Abdul Pulungan - detikNews
Selasa, 28 Apr 2020 14:00 WIB
pedagang
Foto: Hanif Hawari
Jakarta -
Stimulus ekonomi akibat dampak pandemi virus corona (Covid-19) jangan hanya terbatas pada sektor-sektor formal. Kita juga perlu fokus pada sektor informal. Bahkan, harus lebih berpihak pada mereka. Alasan utamanya karena ketiadaan penyangga kehidupan pelaku sektor informal. Sementara sektor formal relatif lebih kuat terhadap sengatan Covid-19, karena secara tidak langsung ditopang oleh swasta dan pemerintah.

Sektor informal diisi oleh kegiatan-kegiatan ekonomi yang sepenuhnya belum terjangkau oleh pengawasan maupun regulasi pemerintah.
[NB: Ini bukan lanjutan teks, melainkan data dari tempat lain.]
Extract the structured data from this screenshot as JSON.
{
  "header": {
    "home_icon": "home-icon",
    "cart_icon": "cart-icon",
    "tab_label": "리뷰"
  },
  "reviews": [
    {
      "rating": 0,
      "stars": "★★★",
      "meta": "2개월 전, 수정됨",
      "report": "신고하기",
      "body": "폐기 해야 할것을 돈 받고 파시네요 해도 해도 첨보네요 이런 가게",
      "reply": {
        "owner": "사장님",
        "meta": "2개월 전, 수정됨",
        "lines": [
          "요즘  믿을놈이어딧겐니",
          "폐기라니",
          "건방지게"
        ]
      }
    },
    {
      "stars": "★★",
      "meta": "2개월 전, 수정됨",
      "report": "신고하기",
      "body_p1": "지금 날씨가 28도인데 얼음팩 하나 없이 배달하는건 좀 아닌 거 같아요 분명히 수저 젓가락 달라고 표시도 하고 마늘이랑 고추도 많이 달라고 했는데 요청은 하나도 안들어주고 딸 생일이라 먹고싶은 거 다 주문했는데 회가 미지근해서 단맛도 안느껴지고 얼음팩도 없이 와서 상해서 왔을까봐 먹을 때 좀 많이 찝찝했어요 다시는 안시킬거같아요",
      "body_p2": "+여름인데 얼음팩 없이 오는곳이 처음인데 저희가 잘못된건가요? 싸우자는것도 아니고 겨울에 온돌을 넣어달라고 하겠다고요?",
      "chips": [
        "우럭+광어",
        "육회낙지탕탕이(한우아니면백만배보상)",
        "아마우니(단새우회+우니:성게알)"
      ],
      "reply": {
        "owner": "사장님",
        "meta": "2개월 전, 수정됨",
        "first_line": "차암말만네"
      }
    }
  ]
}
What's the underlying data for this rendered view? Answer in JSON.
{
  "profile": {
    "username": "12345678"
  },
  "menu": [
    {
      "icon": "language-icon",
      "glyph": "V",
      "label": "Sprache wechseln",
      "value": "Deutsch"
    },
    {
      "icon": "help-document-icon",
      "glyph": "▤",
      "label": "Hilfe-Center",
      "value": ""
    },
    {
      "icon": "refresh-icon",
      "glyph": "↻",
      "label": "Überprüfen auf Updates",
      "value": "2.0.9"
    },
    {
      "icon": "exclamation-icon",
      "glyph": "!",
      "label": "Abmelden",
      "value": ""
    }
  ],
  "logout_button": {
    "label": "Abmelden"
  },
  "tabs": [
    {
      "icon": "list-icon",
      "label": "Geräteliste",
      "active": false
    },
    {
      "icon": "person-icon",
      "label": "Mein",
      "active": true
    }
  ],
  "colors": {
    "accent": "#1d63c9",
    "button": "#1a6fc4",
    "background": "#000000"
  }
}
Sehingga, mereka hadir, hilang, dan hadir kembali karena alasan untuk bertahan hidup, bukan karena dukungan pemerintah. Cukup mengkhawatirkan, jika sektor informal tetap tersisih di saat krisis Covid-19 mulai menggerogoti kehidupan pelakunya.

Ada beberapa hal yang mendasari kenapa sektor informal bisa luput dari perhatian perumus kebijakan. Pertama, sektor informal tidak terdata, baik dari jumlah maupun penyebarannya. Hal itu kontras dengan sektor formal. Jika merujuk pada data APBN 2020, belum ada anggaran khusus untuk pemberdayaan sektor informal. Saat Covid-19 muncul, beberapa stimulus pemerintah untuk sektor informal lebih kepada pemberian Bantuan Langsung Tunai (BLT).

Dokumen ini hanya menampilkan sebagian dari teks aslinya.